As the teacher model scales from 10-billion-parameter models like Nvidia Alpamayo 1 Nano and Nvidia Alpamayo 1.5 Nano to 32 billion parameters with Alpamayo 2 Super, a downstream AV stack built on Alpamayo inherits higher‐quality reasoning and perception from a single open release, without requiring each manufacturer to rebuild from scratch.
Alpamayo was recently recognized by the COMPUTEX Best Choice Awards, winning
in the Vehicle Technology and Smart Cockpit category.
Since launch, Alpamayo has been downloaded close to 400,000 times.

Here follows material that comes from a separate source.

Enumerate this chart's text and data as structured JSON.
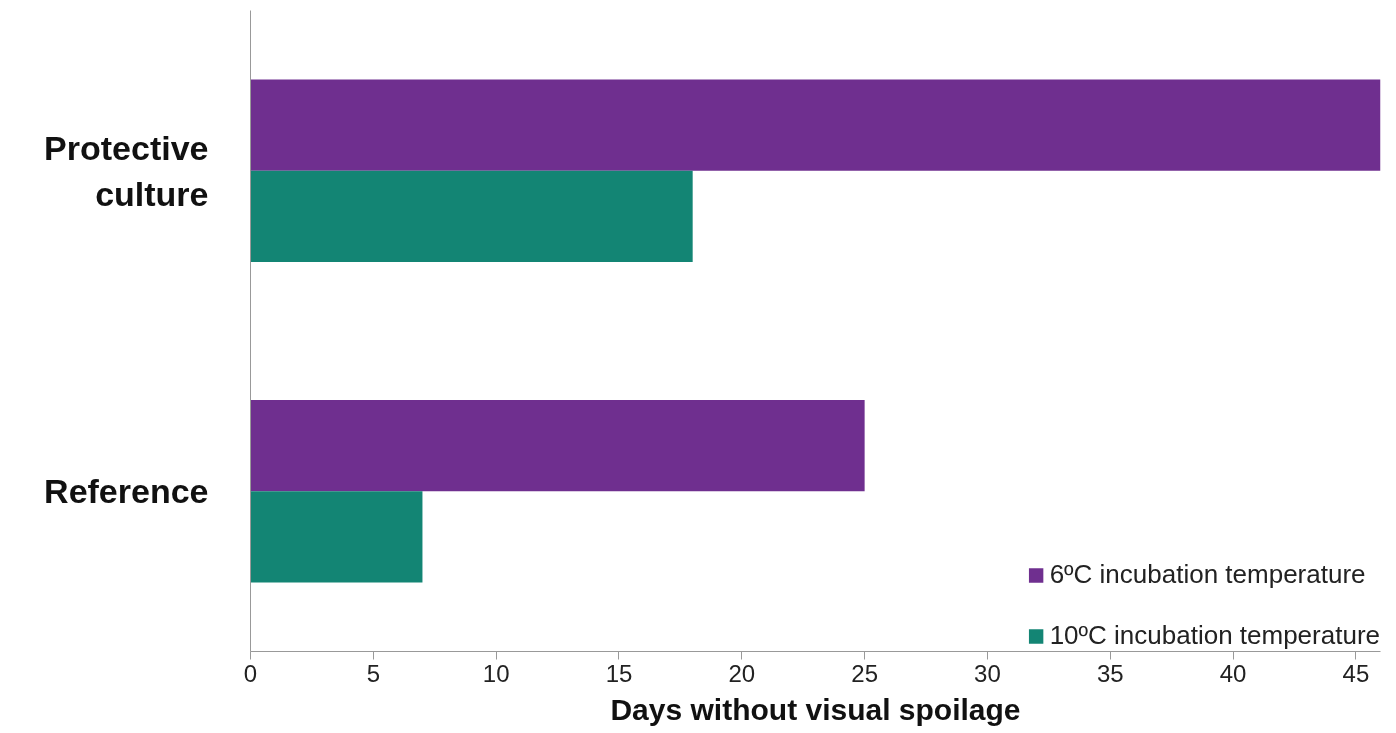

The
Alpamayo open platform also includes post-training scripts that allow researchers
and developers to adapt the models to their own datasets, scenarios and driving
policies.
Alpamayo 2 Super is expected to be available this summer on GitHub for inference
code and Hugging Face for model weights.
AlpaGym Enables Closed-Loop Training and Deployment Cycles
Nvidia also introduced Nvidia AlpaGym, an open source, high‐throughput, closed‐loop RL framework.
Where open‐loop training evaluates models against recorded data and generates a
single round of actions, AlpaGym runs models through continuous decision and observation cycles in Nvidia AlpaSim, with every braking, steering and navigation choice affecting the environment.

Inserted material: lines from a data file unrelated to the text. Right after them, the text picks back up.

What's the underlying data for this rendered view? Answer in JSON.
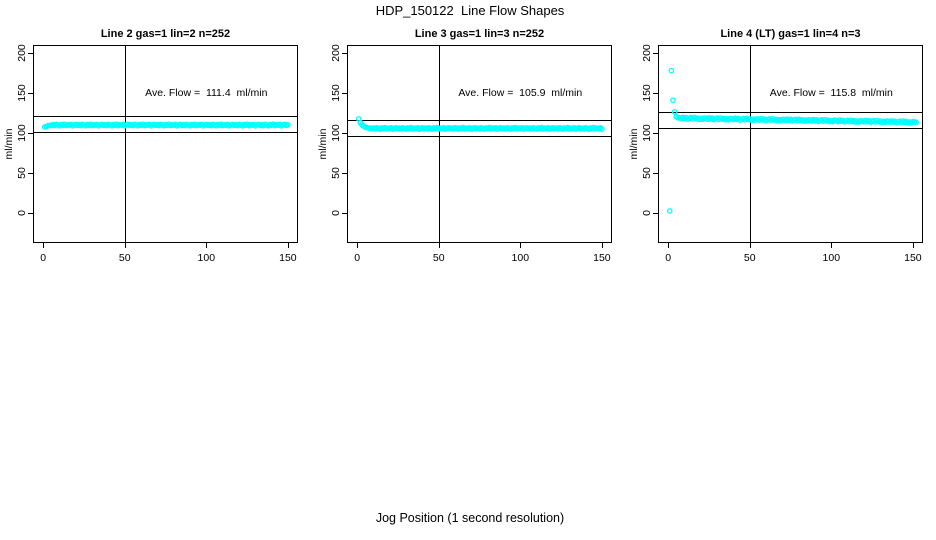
{
  "chart_data": {
    "type": "scatter",
    "title": "HDP_150122  Line Flow Shapes",
    "xlabel": "Jog Position (1 second resolution)",
    "ylabel": "ml/min",
    "x_ticks": [
      0,
      50,
      100,
      150
    ],
    "y_ticks": [
      0,
      50,
      100,
      150,
      200
    ],
    "x_range": [
      -6.2,
      156.2
    ],
    "y_range": [
      -37.5,
      210
    ],
    "grid": false,
    "marker": "open-circle",
    "colors": {
      "points": "#00FFFF",
      "axis": "#000000",
      "text": "#000000",
      "background": "#ffffff"
    },
    "annotation_pos": {
      "x": 100,
      "y": 150
    },
    "panels": [
      {
        "title": "Line 2 gas=1 lin=2 n=252",
        "annotation": "Ave. Flow =  111.4  ml/min",
        "ave_flow": 111.4,
        "n": 252,
        "ref_lines": [
          121.4,
          101.4
        ],
        "vline_x": 50,
        "points_x_start": 1,
        "points_x_step": 1,
        "points_y": [
          107.5,
          108.3,
          109.1,
          109.6,
          109.6,
          110.4,
          109.3,
          110.8,
          110.0,
          109.1,
          110.5,
          109.7,
          111.0,
          109.4,
          110.2,
          109.8,
          110.6,
          109.0,
          110.1,
          110.7,
          109.6,
          110.4,
          109.3,
          110.8,
          110.0,
          109.1,
          110.5,
          109.7,
          111.0,
          109.4,
          110.2,
          109.8,
          110.6,
          109.0,
          110.1,
          110.7,
          109.6,
          110.4,
          109.3,
          110.8,
          110.0,
          109.1,
          110.5,
          109.7,
          111.0,
          109.4,
          110.2,
          109.8,
          110.6,
          109.0,
          110.1,
          110.7,
          109.6,
          110.4,
          109.3,
          110.8,
          110.0,
          109.1,
          110.5,
          109.7,
          111.0,
          109.4,
          110.2,
          109.8,
          110.6,
          109.0,
          110.1,
          110.7,
          109.6,
          110.4,
          109.3,
          110.8,
          110.0,
          109.1,
          110.5,
          109.7,
          111.0,
          109.4,
          110.2,
          109.8,
          110.6,
          109.0,
          110.1,
          110.7,
          109.6,
          110.4,
          109.3,
          110.8,
          110.0,
          109.1,
          110.5,
          109.7,
          111.0,
          109.4,
          110.2,
          109.8,
          110.6,
          109.0,
          110.1,
          110.7,
          109.6,
          110.4,
          109.3,
          110.8,
          110.0,
          109.1,
          110.5,
          109.7,
          111.0,
          109.4,
          110.2,
          109.8,
          110.6,
          109.0,
          110.1,
          110.7,
          109.6,
          110.4,
          109.3,
          110.8,
          110.0,
          109.1,
          110.5,
          109.7,
          111.0,
          109.4,
          110.2,
          109.8,
          110.6,
          109.0,
          110.1,
          110.7,
          109.6,
          110.4,
          109.3,
          110.8,
          110.0,
          109.1,
          110.5,
          109.7,
          111.0,
          109.4,
          110.2,
          109.8,
          110.6,
          109.0,
          110.1,
          110.7,
          109.6,
          110.4
        ]
      },
      {
        "title": "Line 3 gas=1 lin=3 n=252",
        "annotation": "Ave. Flow =  105.9  ml/min",
        "ave_flow": 105.9,
        "n": 252,
        "ref_lines": [
          115.9,
          95.9
        ],
        "vline_x": 50,
        "points_x_start": 1,
        "points_x_step": 1,
        "points_y": [
          117.6,
          112.9,
          110.3,
          108.6,
          107.4,
          106.7,
          106.2,
          105.9,
          105.5,
          106.2,
          105.1,
          106.5,
          105.8,
          104.9,
          106.3,
          105.5,
          106.7,
          105.2,
          106.0,
          105.6,
          106.4,
          104.9,
          105.9,
          106.4,
          105.5,
          106.2,
          105.1,
          106.5,
          105.8,
          104.9,
          106.3,
          105.5,
          106.7,
          105.2,
          106.0,
          105.6,
          106.4,
          104.9,
          105.9,
          106.4,
          105.5,
          106.2,
          105.1,
          106.5,
          105.8,
          104.9,
          106.3,
          105.5,
          106.7,
          105.2,
          106.0,
          105.6,
          106.4,
          104.9,
          105.9,
          106.4,
          105.5,
          106.2,
          105.1,
          106.5,
          105.8,
          104.9,
          106.3,
          105.5,
          106.7,
          105.2,
          106.0,
          105.6,
          106.4,
          104.9,
          105.9,
          106.4,
          105.5,
          106.2,
          105.1,
          106.5,
          105.8,
          104.9,
          106.3,
          105.5,
          106.7,
          105.2,
          106.0,
          105.6,
          106.4,
          104.9,
          105.9,
          106.4,
          105.5,
          106.2,
          105.1,
          106.5,
          105.8,
          104.9,
          106.3,
          105.5,
          106.7,
          105.2,
          106.0,
          105.6,
          106.4,
          104.9,
          105.9,
          106.4,
          105.5,
          106.2,
          105.1,
          106.5,
          105.8,
          104.9,
          106.3,
          105.5,
          106.7,
          105.2,
          106.0,
          105.6,
          106.4,
          104.9,
          105.9,
          106.4,
          105.5,
          106.2,
          105.1,
          106.5,
          105.8,
          104.9,
          106.3,
          105.5,
          106.7,
          105.2,
          106.0,
          105.6,
          106.4,
          104.9,
          105.9,
          106.4,
          105.5,
          106.2,
          105.1,
          106.5,
          105.8,
          104.9,
          106.3,
          105.5,
          106.7,
          105.2,
          106.0,
          105.6,
          106.4,
          104.9
        ]
      },
      {
        "title": "Line 4 (LT) gas=1 lin=4 n=3",
        "annotation": "Ave. Flow =  115.8  ml/min",
        "ave_flow": 115.8,
        "n": 3,
        "ref_lines": [
          125.8,
          105.8
        ],
        "vline_x": 50,
        "points_x_start": 1,
        "points_x_step": 1,
        "points_y": [
          2.5,
          178.0,
          141.0,
          126.5,
          120.6,
          119.0,
          119.0,
          117.8,
          119.5,
          118.1,
          119.2,
          117.3,
          118.5,
          119.2,
          117.6,
          119.4,
          118.0,
          118.7,
          117.0,
          118.3,
          117.2,
          118.7,
          118.4,
          117.2,
          118.9,
          117.5,
          118.6,
          116.7,
          117.9,
          118.6,
          117.0,
          118.8,
          117.4,
          118.1,
          116.4,
          117.7,
          116.6,
          118.1,
          117.9,
          116.7,
          118.4,
          117.0,
          118.1,
          116.2,
          117.4,
          118.1,
          116.5,
          118.3,
          116.9,
          117.6,
          115.9,
          117.2,
          116.1,
          117.6,
          117.3,
          116.1,
          117.8,
          116.4,
          117.5,
          115.6,
          116.8,
          117.5,
          115.9,
          117.7,
          116.3,
          117.0,
          115.3,
          116.6,
          115.5,
          117.0,
          116.8,
          115.6,
          117.3,
          115.9,
          117.0,
          115.1,
          116.3,
          117.0,
          115.4,
          117.2,
          115.8,
          116.5,
          114.8,
          116.1,
          115.0,
          116.5,
          116.2,
          115.0,
          116.7,
          115.3,
          116.4,
          114.5,
          115.7,
          116.4,
          114.8,
          116.6,
          115.2,
          115.9,
          114.2,
          115.5,
          114.4,
          115.9,
          115.6,
          114.4,
          116.1,
          114.7,
          115.8,
          113.9,
          115.1,
          115.8,
          114.2,
          116.0,
          114.6,
          115.3,
          113.6,
          114.9,
          113.8,
          115.3,
          115.1,
          113.9,
          115.6,
          114.2,
          115.3,
          113.4,
          114.6,
          115.3,
          113.7,
          115.5,
          114.1,
          114.8,
          113.1,
          114.4,
          113.3,
          114.8,
          114.5,
          113.3,
          115.0,
          113.6,
          114.7,
          112.8,
          114.0,
          114.7,
          113.1,
          114.9,
          113.5,
          114.2,
          112.5,
          113.8,
          112.7,
          114.2,
          113.9,
          113.2
        ]
      }
    ]
  }
}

As a result, AlpaGym exposes the compounding errors and edge‐case failures that static datasets miss, allowing models to learn from experience.
Built on the AlpaSim microservice simulation stack and Nvidia Omniverse NuRec, AlpaGym enables efficient, scalable, closed-loop RL to push the frontier of driving performance. In combination with the Physical AI AV Dataset, Alpamayo provides a continuous path from open-loop pretraining to closed-loop refinement.
Nvidia is also releasing the CoC Auto-Labeling Pipeline as open source on GitHub. The pipeline automatically generates decision-grounded and causally linked CoC labels from raw driving clips with no human annotation required, providing the causal training data foundation needed to train embodied reasoning models at scale.
New Physical AI Agent Skills for AV Powered by Nvidia
To support reasoning-based AV development, Nvidia is launching new physical AI agent skills, under Nvidia Agent Toolkit, to guide developers and their coding agents through the simulation, data generation and closed-loop training workflows needed to build and validate autonomous driving systems at scale.
This includes Neural Reconstruction skills powered by Nvidia Omniverse NuRec libraries, Nvidia OmniDreams skills for photorealistic scenario generation and AlpaGym skills for closed-loop RL.